Quotes

Lee McIntyre in How to Talk to a Science Denier

Hard-core science deniers are out there right now spreading misinformation and recruiting new members. Those with selfish interests are all too happy to churn out disinformation and exploit any preexisting confusion or skepticism wherever they can. In the meantime, empirical truth is available for anyone who cares to find it – so why don’t more people care to look? We can try to make them care more, but some just won’t. They are happy to remain in a cocoon of partisanship, propaganda, and willful ignorance that tells them they already know the right answer. Which means that some of them will be prepared to deny the truth even when it is right in front of them. That is what is so frustrating in talking to a science denier. By the time you get to them, often it’s not just their beliefs but their anti-science values that have begun to harden into cement. But of course they don’t see it that way. No one self-identifies as a science denier. Often they see themselves as more scientific than the scientists. What you think of them, many will think of you. When you engage in conversation with a science denier, it’s good to remember the rule that every novelist lives by: the villain is the hero of his own story.

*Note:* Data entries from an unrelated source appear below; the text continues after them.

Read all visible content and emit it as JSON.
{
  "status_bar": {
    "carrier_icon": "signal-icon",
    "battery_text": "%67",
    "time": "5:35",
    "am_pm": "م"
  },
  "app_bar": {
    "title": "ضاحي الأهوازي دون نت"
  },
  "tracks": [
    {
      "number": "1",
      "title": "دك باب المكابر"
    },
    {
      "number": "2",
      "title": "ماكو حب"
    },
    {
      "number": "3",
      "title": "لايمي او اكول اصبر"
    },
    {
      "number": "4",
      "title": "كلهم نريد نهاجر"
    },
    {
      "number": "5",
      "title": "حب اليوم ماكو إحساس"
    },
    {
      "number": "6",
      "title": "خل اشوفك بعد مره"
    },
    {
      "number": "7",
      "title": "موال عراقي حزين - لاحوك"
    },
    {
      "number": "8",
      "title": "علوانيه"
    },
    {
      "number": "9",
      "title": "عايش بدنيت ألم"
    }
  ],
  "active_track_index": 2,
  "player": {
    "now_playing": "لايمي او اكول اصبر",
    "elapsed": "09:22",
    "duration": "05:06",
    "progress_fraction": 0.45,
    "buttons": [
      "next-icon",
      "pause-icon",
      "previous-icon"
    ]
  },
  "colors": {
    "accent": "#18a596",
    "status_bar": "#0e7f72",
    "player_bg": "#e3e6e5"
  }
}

In some ways, our job is both harder and easier than we might have imagined. The challenge is not just to get people to accept certain facts, or change their beliefs, but to begin to understand and appreciate how scientists have acquired their hard-won knowledge through a process of rigorous examination, cooperative testing, and tolerance of uncertainty, so that deniers might begin to identify more with the values (and reasoning processes) of scientists.